Confucianisme et légisme

Ecrit le
24 Août 2010

Par Anthony Diaz
          Le confucianisme ne trouve pas sa source dans la pensée de Confucius, contrairement à ce que le terme de "confucianisme", inexistant en Chine, peut le laisser penser. Plus qu'une modestie bienvenue, c'est bien aux mots qu'il faut prendre Confucius lorsque celui-ci déclare qu'il n'invente rien, et qu'il ne fait que transmettre l'enseignement des Anciens dont sont porteurs les Classiques chinois. Les Classiques furent tous composés dans la haute antiquité chinoise, leur écriture étant attribuée par la tradition aux sages rois des trois premières dynasties (Xia, Shang-Yin et Zhou).

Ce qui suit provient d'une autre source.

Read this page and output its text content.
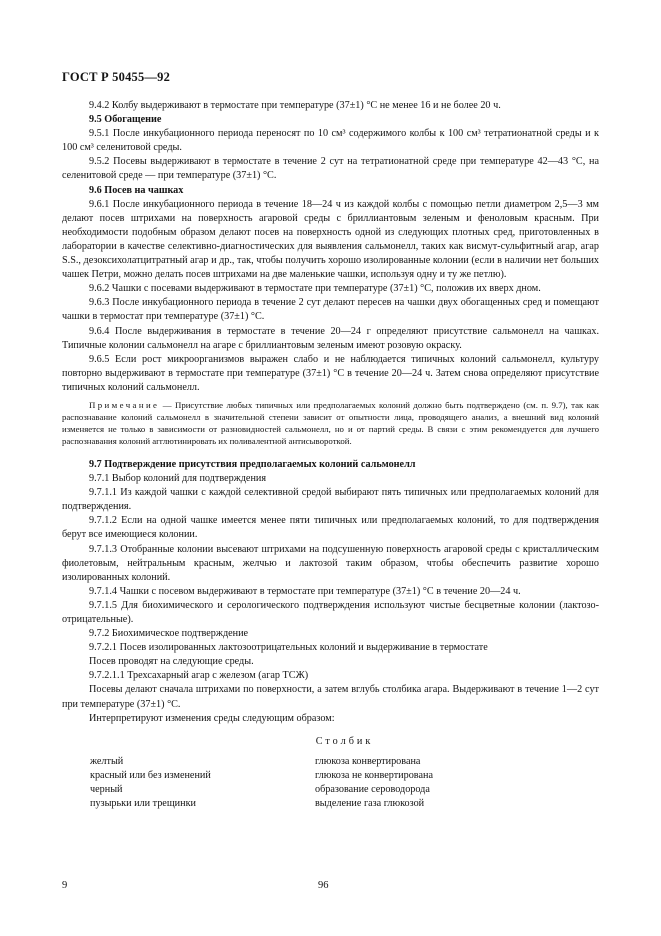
ГОСТ Р 50455—92

9.4.2 Колбу выдерживают в термостате при температуре (37±1) °С не менее 16 и не более 20 ч.

9.5 Обогащение

9.5.1 После инкубационного периода переносят по 10 см³ содержимого колбы к 100 см³ тетратионатной среды и к 100 см³ селенитовой среды.

9.5.2 Посевы выдерживают в термостате в течение 2 сут на тетратионатной среде при температуре 42—43 °С, на селенитовой среде — при температуре (37±1) °С.

9.6 Посев на чашках

9.6.1 После инкубационного периода в течение 18—24 ч из каждой колбы с помощью петли диаметром 2,5—3 мм делают посев штрихами на поверхность агаровой среды с бриллиантовым зеленым и феноловым красным. При необходимости подобным образом делают посев на поверхность одной из следующих плотных сред, приготовленных в лаборатории в качестве селективно-диагностических для выявления сальмонелл, таких как висмут-сульфитный агар, агар S.S., дезоксихолатцитратный агар и др., так, чтобы получить хорошо изолированные колонии (если в наличии нет больших чашек Петри, можно делать посев штрихами на две маленькие чашки, используя одну и ту же петлю).

9.6.2 Чашки с посевами выдерживают в термостате при температуре (37±1) °С, положив их вверх дном.

9.6.3 После инкубационного периода в течение 2 сут делают пересев на чашки двух обогащенных сред и помещают чашки в термостат при температуре (37±1) °С.

9.6.4 После выдерживания в термостате в течение 20—24 г определяют присутствие сальмонелл на чашках. Типичные колонии сальмонелл на агаре с бриллиантовым зеленым имеют розовую окраску.

9.6.5 Если рост микроорганизмов выражен слабо и не наблюдается типичных колоний сальмонелл, культуру повторно выдерживают в термостате при температуре (37±1) °С в течение 20—24 ч. Затем снова определяют присутствие типичных колоний сальмонелл.

Примечание — Присутствие любых типичных или предполагаемых колоний должно быть подтверждено (см. п. 9.7), так как распознавание колоний сальмонелл в значительной степени зависит от опытности лица, проводящего анализ, а внешний вид колоний изменяется не только в зависимости от разновидностей сальмонелл, но и от партий среды. В связи с этим рекомендуется для лучшего распознавания колоний агглютинировать их поливалентной антисывороткой.

9.7 Подтверждение присутствия предполагаемых колоний сальмонелл

9.7.1 Выбор колоний для подтверждения

9.7.1.1 Из каждой чашки с каждой селективной средой выбирают пять типичных или предполагаемых колоний для подтверждения.

9.7.1.2 Если на одной чашке имеется менее пяти типичных или предполагаемых колоний, то для подтверждения берут все имеющиеся колонии.

9.7.1.3 Отобранные колонии высевают штрихами на подсушенную поверхность агаровой среды с кристаллическим фиолетовым, нейтральным красным, желчью и лактозой таким образом, чтобы обеспечить развитие хорошо изолированных колоний.

9.7.1.4 Чашки с посевом выдерживают в термостате при температуре (37±1) °С в течение 20—24 ч.

9.7.1.5 Для биохимического и серологического подтверждения используют чистые бесцветные колонии (лактозо-отрицательные).

9.7.2 Биохимическое подтверждение

9.7.2.1 Посев изолированных лактозоотрицательных колоний и выдерживание в термостате

Посев проводят на следующие среды.

9.7.2.1.1 Трехсахарный агар с железом (агар ТСЖ)

Посевы делают сначала штрихами по поверхности, а затем вглубь столбика агара. Выдерживают в течение 1—2 сут при температуре (37±1) °С.

Интерпретируют изменения среды следующим образом:

Столбик
желтый	глюкоза конвертирована
красный или без изменений	глюкоза не конвертирована
черный	образование сероводорода
пузырьки или трещинки	выделение газа глюкозой
9	96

Textes civilisateurs de la Chine, ils sont de véritables « manuels de l'humain » dans lesquels sont consignées des idées afférentes à tous les champs du savoir humain (histoire, métaphysique, éthique et pensée politique, recettes de bon gouvernement, méthodes de divination, codes rituels et langagiers etc.).
 

A lire

Classique des documents :
Chou King : les annales de la Chine (trad. S. Couvreur), Paris, éd. Youfeng, 1999.
Classique des changements :
Le Yi king (trad. Wilhelm), Paris, éd. Médicis, 1973.
Yi king : le Livre des transformations (trad. P.L.F. Philastre), Paris, éd. Zulma, 1992.
Le Livre des mutations illustré, Beijing, éd. du Dauphin, 2006.
Classique des poèmes :
Cheu King (trad. S. Couvreur), Paris, Taipei, Guangchi Press, 2004.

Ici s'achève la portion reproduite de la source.